Demir menarik tangan Onya keluar dari kamarnya. Pak dosen mau memberikan kesempatan pada istri dan sahabatnya untuk bicara dari hati ke hati. Demir beruntung Dee memiliki sahabat yang sangat loyal seperti Nayla dan Luna. Kedua sahabat Dee memberikan nasehat yang benar untuk istrinya.
Untung saja Nayla dan Luna mencegah Dee ikut campur dalam urusan Bryan dan Citra. Menurut Demir tak seharusnya Dee ikut campur karena ia hanya orang luar. Seharusnya Dee bersyukur. Andai malam itu Dee yang menemui Bryan pasti dia yang akan dinodai oleh Bryan. Bisa jadi pernikahan mereka tidak akan terjadi.
"Bang kenapa lo tarik gue keluar dari kamar sich?" Onya memprotes tindakan abangnya. Tangannya sakit efek tarikan Demir.
"Lo bisa lembut dikit gak sih?" Cebik Onya kesal melepaskan tangannya dari genggaman Demir.
Demir menghentikan langkah dan berbalik menatap Onya.
"Lo bukan bini gue. Ngapain harus lembut?" Demir menjulurkan lidahnya.
"Gue adik lo bang."
"Makanya karena adik gue enggak perlu lembut sama lo."
"Kampret lo bang."
"Pilkada udah berakhir Onya enggak perlu panggil gue kampret atau cebong segala."
Onya tertawa terkekeh-kekeh mendengar humor receh abangnya. Selera humornya sangat rendahan. Gini aja udah ketawa.

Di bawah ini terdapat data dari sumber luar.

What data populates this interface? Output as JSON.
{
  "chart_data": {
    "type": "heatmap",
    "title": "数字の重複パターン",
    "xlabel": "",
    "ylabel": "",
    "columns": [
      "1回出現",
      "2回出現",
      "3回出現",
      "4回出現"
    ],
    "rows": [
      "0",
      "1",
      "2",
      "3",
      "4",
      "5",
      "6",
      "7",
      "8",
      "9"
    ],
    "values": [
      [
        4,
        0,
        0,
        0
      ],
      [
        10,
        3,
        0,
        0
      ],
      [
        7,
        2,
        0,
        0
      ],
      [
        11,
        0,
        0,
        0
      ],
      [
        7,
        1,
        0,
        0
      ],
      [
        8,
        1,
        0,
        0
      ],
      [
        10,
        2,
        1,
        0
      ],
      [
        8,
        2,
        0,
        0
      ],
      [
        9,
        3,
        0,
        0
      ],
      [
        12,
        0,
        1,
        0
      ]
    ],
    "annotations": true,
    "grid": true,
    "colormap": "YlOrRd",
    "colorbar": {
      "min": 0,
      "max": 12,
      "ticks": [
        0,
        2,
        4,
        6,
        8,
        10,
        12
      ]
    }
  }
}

"Bang kok lo tinggalin mereka bertiga di kamar? Harusnya lo marah kami datang mengganggu kalian." Onya mengompori Demir.
"Enggak usah jadi sumbu pendek." Demir membelai rambut Onya.
"Enggak ada gue jadi sumbu pendek." Onya mengelak padahal iya.
"Enggak usah bohong sama gue. Sembilan belas tahun gue kenal sama lo. Enggak bisa lo bohongi."
Onya tertawa cekikikan. Abangnya memang terbaiklah. Walau jarak usia mereka jauh tak mengurangi keakraban mereka.
"Lo enggak marah soal Bryan gitu? Bule ganteng itu naksir berat sama bini lo bang."
"Jangan bilang dia ganteng di depan gue. Yang ganteng itu gue," balas Demir narsis. Demir merentangkan tangan dan mengangkatnya ke atas seolah memperlihatkan pesonanya pada sang adik.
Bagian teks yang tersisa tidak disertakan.